O que confunde o Dr. Portas é que os compromissos que o PS tem vindo a apresentar aos portugueses são estudados, com método e com seriedade, e por isso são coerentes. Isso confunde o Dr. Paulo Portas porque, em matéria de programa, a Coligação tem duas caras: enviou em Abril para Bruxelas um Programa de Estabilidade diferente do programa eleitoral apresentado aos portugueses.

O Dr. Portas, se tivesse lido e compreendido o Estudo sobre o Impacto Financeiro do Programa Eleitoral do PS, também não teria confundido as nossas previsões sobre o emprego com promessas eleitorais. O Dr. Portas, nem como dirigente partidário nem como vice-Primeiro-Ministro deve ter lido o Plano de Estabilidade enviado pelo governo para Bruxelas. Porque, nesse caso, teria de assumir que ele próprio (na sua interpretação) fez promessas de criação de emprego. Infelizmente, nenhum jornalista presente da conferência de imprensa se lembrou de fazer tal pergunta...
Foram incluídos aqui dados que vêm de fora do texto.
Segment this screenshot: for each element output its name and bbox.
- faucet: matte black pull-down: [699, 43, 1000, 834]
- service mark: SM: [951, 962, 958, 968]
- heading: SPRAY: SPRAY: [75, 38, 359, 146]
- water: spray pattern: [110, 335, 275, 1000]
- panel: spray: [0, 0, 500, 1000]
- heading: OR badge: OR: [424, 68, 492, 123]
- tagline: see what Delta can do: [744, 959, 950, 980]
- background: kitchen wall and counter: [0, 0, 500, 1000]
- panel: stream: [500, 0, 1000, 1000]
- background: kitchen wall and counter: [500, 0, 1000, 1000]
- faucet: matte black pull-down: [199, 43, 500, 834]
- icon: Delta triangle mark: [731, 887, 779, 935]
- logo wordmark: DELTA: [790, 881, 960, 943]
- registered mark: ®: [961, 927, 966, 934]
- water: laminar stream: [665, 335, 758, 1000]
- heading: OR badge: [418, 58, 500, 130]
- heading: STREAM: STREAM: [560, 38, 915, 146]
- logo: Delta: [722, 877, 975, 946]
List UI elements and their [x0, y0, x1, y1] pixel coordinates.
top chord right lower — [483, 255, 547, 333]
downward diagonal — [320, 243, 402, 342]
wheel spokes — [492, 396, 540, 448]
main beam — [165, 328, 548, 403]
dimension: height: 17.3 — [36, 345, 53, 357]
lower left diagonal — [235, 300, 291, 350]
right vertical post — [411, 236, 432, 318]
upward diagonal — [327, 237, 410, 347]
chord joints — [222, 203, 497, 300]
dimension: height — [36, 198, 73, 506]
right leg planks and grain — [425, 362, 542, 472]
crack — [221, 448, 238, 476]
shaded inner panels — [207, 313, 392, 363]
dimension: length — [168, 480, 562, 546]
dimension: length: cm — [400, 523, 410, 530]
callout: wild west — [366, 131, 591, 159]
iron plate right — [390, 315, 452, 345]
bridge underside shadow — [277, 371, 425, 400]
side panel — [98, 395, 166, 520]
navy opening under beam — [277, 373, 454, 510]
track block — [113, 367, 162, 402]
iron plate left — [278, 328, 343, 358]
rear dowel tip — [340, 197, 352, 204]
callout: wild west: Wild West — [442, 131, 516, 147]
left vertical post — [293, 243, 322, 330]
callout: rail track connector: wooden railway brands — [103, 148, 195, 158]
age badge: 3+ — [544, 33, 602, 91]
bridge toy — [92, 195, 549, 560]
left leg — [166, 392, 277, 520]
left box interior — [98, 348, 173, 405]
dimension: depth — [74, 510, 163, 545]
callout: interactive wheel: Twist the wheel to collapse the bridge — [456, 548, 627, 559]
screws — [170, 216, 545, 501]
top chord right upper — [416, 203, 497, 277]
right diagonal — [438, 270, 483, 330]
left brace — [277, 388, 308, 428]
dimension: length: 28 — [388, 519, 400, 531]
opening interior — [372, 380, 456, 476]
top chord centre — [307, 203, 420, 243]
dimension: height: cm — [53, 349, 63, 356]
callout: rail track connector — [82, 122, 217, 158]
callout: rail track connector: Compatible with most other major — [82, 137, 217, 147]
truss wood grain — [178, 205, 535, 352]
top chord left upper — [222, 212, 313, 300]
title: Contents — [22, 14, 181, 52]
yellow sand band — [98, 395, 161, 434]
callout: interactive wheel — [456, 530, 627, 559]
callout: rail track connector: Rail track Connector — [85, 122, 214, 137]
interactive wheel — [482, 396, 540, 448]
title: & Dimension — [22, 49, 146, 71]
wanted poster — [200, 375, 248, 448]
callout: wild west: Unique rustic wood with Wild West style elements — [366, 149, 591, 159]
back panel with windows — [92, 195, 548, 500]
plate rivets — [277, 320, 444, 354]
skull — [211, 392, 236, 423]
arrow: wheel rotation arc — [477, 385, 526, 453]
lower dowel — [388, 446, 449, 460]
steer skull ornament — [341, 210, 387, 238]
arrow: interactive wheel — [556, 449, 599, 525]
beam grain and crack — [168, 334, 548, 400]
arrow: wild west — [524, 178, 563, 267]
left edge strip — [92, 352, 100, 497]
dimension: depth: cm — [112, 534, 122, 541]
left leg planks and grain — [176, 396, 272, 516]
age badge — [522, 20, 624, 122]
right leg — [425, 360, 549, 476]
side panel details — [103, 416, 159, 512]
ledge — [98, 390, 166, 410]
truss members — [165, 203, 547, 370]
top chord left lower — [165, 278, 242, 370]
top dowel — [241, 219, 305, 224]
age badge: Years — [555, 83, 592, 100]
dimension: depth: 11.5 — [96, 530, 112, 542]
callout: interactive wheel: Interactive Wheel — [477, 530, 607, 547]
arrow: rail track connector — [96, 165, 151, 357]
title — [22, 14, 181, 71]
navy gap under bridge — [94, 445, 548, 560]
O Dr. Portas diz que não são os governos que criam emprego, que são as empresas. Mas deveria dizer mais: este governo, se não cria emprego, pelo menos trabalha bastante bem as estatísticas: tem "trabalhado" muito para que os números escondam a realidade, para que muitos desempregados deixem de contar como tal, para que muitos emigrantes, ao partir, deixem de pesar nos números do desemprego. O governo cujas políticas mais provocaram destruição de emprego, o governo Passos & Portas, é o governo que mais fabrica estatísticas de emprego. Que, na matéria, é apenas o que sabe fazer.

Se o Dr. Portas tivesse, apenas, um pingo de noção das enormidades que disse num único encontro com a imprensa, teria vergonha. Seria uma vergonha merecida, justa, razoável. Mas isso seria pedir demasiado ao Dr. Portas, um Vice-Primeiro-Ministro em funções a fazer campanha eleitoral enganadora. Sim, porque ele não quer ficar atrás de Passos.